1. 54
  1.  

  2. 8

    Great work okpok! I love that you had a question and ventured out to figure out the answer.

    1. 2

      Thank you, I appreciate the kind words!

    2. 6

      I’m definitely not an expert on garbage collection and haven’t thought it through, but the first thought I had was how useful this would be as an “infrequent access” GC’d heap in addition to a normal GC’d heap. So you allocate things in a normal mark-and-sweep heap, and if a thing hasn’t been dereferenced in a certain number of sweeps then it’s worth the overhead of moving it to the Infrequent Access GC’d heap. That way the normal “hot” GC doesn’t have large pauses checking everything, and you only pay the O(log32(n)) cost of dereference for things you know aren’t being accessed frequently.
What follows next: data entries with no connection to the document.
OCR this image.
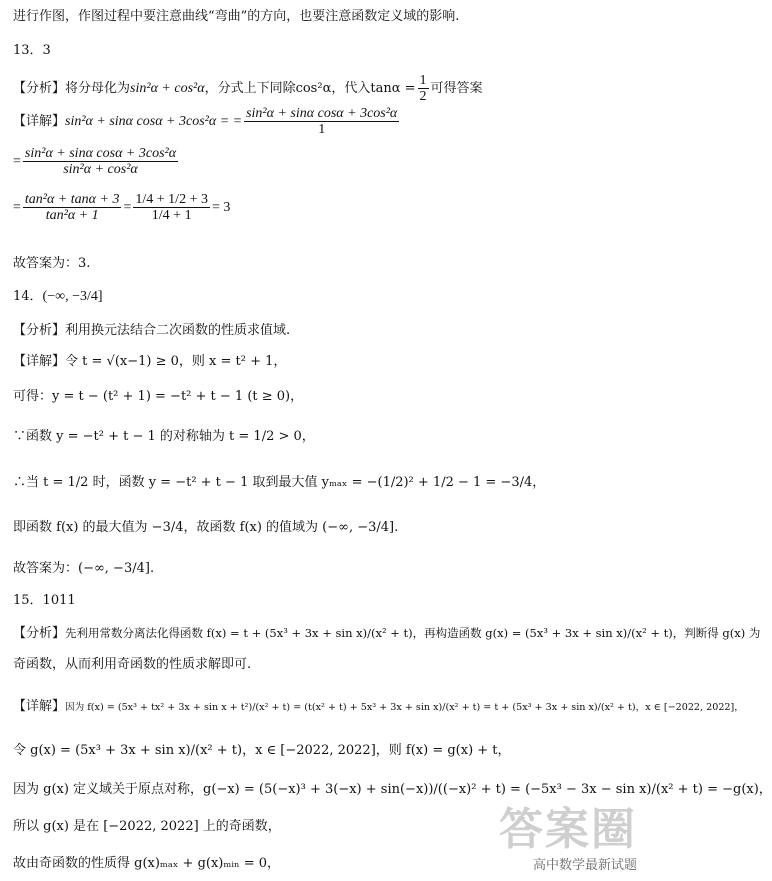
进行作图，作图过程中要注意曲线“弯曲”的方向，也要注意函数定义域的影响.
13．3
【分析】将分母化为sin²α + cos²α，分式上下同除cos²α，代入$\tan\alpha = \frac{1}{2}$ 可得答案
【详解】sin²α + sinα cosα + 3cos²α = = $\frac{\text{sin²α + sinα cosα + 3cos²α}}{1}$
= $\frac{\text{sin²α + sinα cosα + 3cos²α}}{\text{sin²α + cos²α}}$
= $\frac{\text{tan²α + tanα + 3}}{\text{tan²α + 1}} = \frac{1/4 + 1/2 + 3}{1/4 + 1} = 3$
故答案为：3.
14．(−∞, −3/4]
【分析】利用换元法结合二次函数的性质求值域.
【详解】令 t = √(x−1) ≥ 0，则 x = t² + 1，
可得：y = t − (t² + 1) = −t² + t − 1 (t ≥ 0)，
∵函数 y = −t² + t − 1 的对称轴为 t = 1/2 > 0，
∴当 t = 1/2 时，函数 y = −t² + t − 1 取到最大值 yₘₐₓ = −(1/2)² + 1/2 − 1 = −3/4，
即函数 f(x) 的最大值为 −3/4，故函数 f(x) 的值域为 (−∞, −3/4].
故答案为：(−∞, −3/4].
15．1011
【分析】先利用常数分离法化得函数 f(x) = t + (5x³ + 3x + sin x)/(x² + t)，再构造函数 g(x) = (5x³ + 3x + sin x)/(x² + t)，判断得 g(x) 为
奇函数，从而利用奇函数的性质求解即可.
【详解】因为 f(x) = (5x³ + tx² + 3x + sin x + t²)/(x² + t) = (t(x² + t) + 5x³ + 3x + sin x)/(x² + t) = t + (5x³ + 3x + sin x)/(x² + t)，x ∈ [−2022, 2022]，
令 g(x) = (5x³ + 3x + sin x)/(x² + t)，x ∈ [−2022, 2022]，则 f(x) = g(x) + t，
因为 g(x) 定义域关于原点对称，g(−x) = (5(−x)³ + 3(−x) + sin(−x))/((−x)² + t) = (−5x³ − 3x − sin x)/(x² + t) = −g(x)，
所以 g(x) 是在 [−2022, 2022] 上的奇函数，
故由奇函数的性质得 g(x)ₘₐₓ + g(x)ₘᵢₙ = 0，
答案圈
高中数学最新试题
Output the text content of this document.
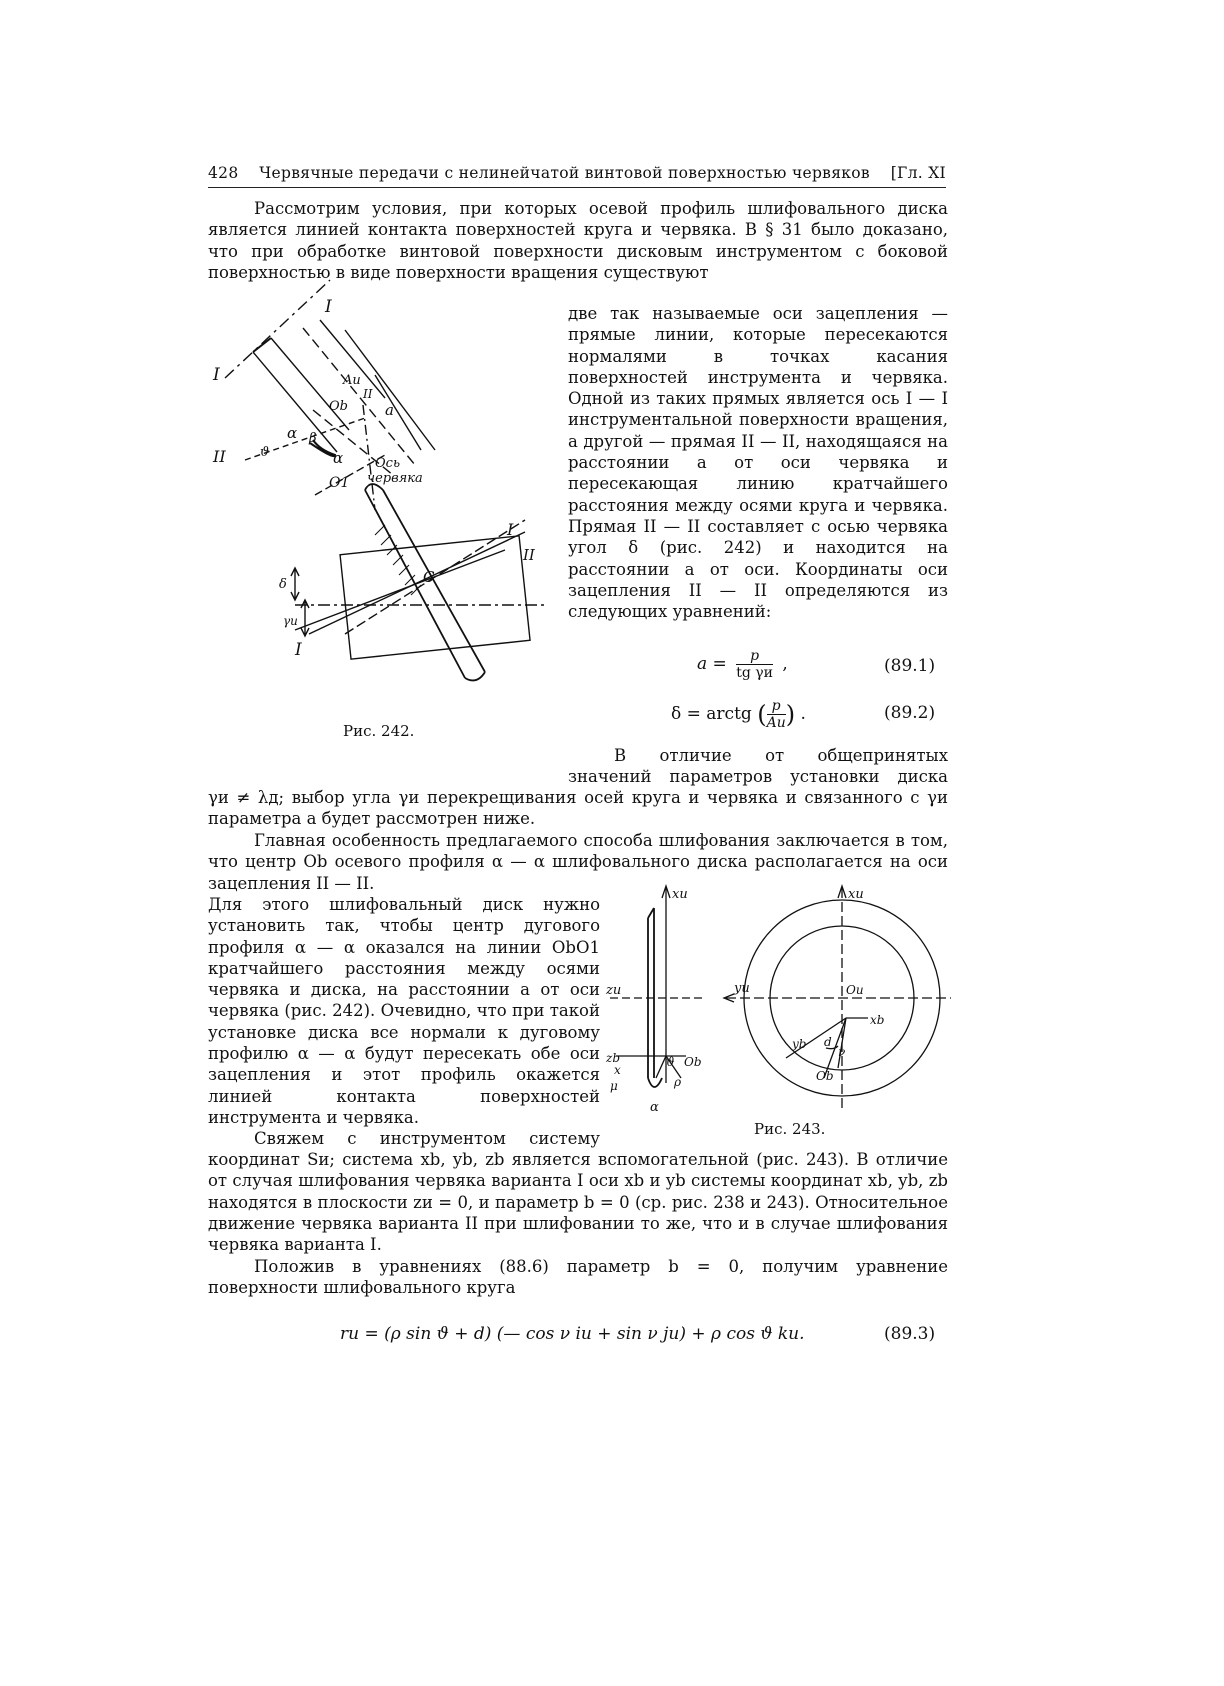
428 Червячные передачи с нелинейчатой винтовой поверхностью червяков [Гл. XI

Рассмотрим условия, при которых осевой профиль шлифовального диска является линией контакта поверхностей круга и червяка. В § 31 было доказано, что при обработке винтовой поверхности дисковым инструментом с боковой поверхностью в виде поверхности вращения существуют

две так называемые оси зацепления — прямые линии, которые пересекаются нормалями в точках касания поверхностей инструмента и червяка. Одной из таких прямых является ось I — I инструментальной поверхности вращения, а другой — прямая II — II, находящаяся на расстоянии a от оси червяка и пересекающая линию кратчайшего расстояния между осями круга и червяка. Прямая II — II составляет с осью червяка угол δ (рис. 242) и находится на расстоянии a от оси. Координаты оси зацепления II — II определяются из следующих уравнений:

I
I
II
Aи
Ob
II
a
α β
α
ϑ
O1
Ось
червяка
I
II
C
δ
γи
I
Рис. 242.
a =	p
tg γи ,	(89.1)
δ = arctg ( p
Aи ) .	(89.2)

В отличие от общепринятых значений параметров установки диска

γи ≠ λд; выбор угла γи перекрещивания осей круга и червяка и связанного с γи параметра a будет рассмотрен ниже.

Главная особенность предлагаемого способа шлифования заключается в том, что центр Ob осевого профиля α — α шлифовального диска располагается на оси зацепления II — II.

Для этого шлифовальный диск нужно установить так, чтобы центр дугового профиля α — α оказался на линии ObO1 кратчайшего расстояния между осями червяка и диска, на расстоянии a от оси червяка (рис. 242). Очевидно, что при такой установке диска все нормали к дуговому профилю α — α будут пересекать обе оси зацепления и этот профиль окажется линией контакта поверхностей инструмента и червяка.

xи
zи
zb
x
μ
α
ϑ
ρ
Ob
xи
yи	Oи
xb
yb d
ν
Ob
Рис. 243.

Свяжем с инструментом систему

координат Sи; система xb, yb, zb является вспомогательной (рис. 243). В отличие от случая шлифования червяка варианта I оси xb и yb системы координат xb, yb, zb находятся в плоскости zи = 0, и параметр b = 0 (ср. рис. 238 и 243). Относительное движение червяка варианта II при шлифовании то же, что и в случае шлифования червяка варианта I.

Положив в уравнениях (88.6) параметр b = 0, получим уравнение поверхности шлифовального круга

rи = (ρ sin ϑ + d) (— cos ν iи + sin ν jи) + ρ cos ϑ kи.	(89.3)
      Again, I know very little about GC and it’s likely this is already something Generational GCs do. But I can think of many data services I’ve personally written where it seems like that’d be an almost ideal way to handle things (assuming a GC at all). One could imagine a “stow” keyword in a language to explicitly set aside objects you wanna keep around but probably won’t be used for a while.

      1. 7

        Thank you for commenting! I was trying to fully remove mark-and-sweep from the main thread, while also providing compaction/defragmentation. I wanted to get down to small O(1) pause times, even at the expense of making dereferences of handles more expensive, because I felt that this would be beneficial for the ergonomics of a language. (Once one accepts the cost of the dereferences being a little more expensive, they are distributed evenly throughout the program, and GC pauses essentially go away / are free). I think this is a sensible tradeoff. There may be other useful tradeoffs to make, where perhaps mark-and-sweep still exist to some degree on the main thread, as you’re suggesting, but I imagine present generational garbage collectors may already hit the mark (no pun intended) there.

      2. 3

        What are the benefits wrt another high performance GC? O(1) allocation and de-allocation is the norm.

        1. 7

          Thank you for asking. This implementation provides short O(1) pause times, regardless of working set size, and it also compacts. Maybe such things do already exist, but I couldn’t find such things when I searched as I was thinking about this project, so I thought this would be new. I’m happy to compare to another implementation if you could point me to one.

          1. 3

            I see. Given the expensive read barrier, I think there are other ways to achieve similar characteristics with better trade-offs (I can find references tomorrow, but it is a bit late here, sorry). However, your design seems to make a lot of sense for a compacting database (the expensive read barrier can be factored in the cost to access external pages, storage overhead might be a problem though).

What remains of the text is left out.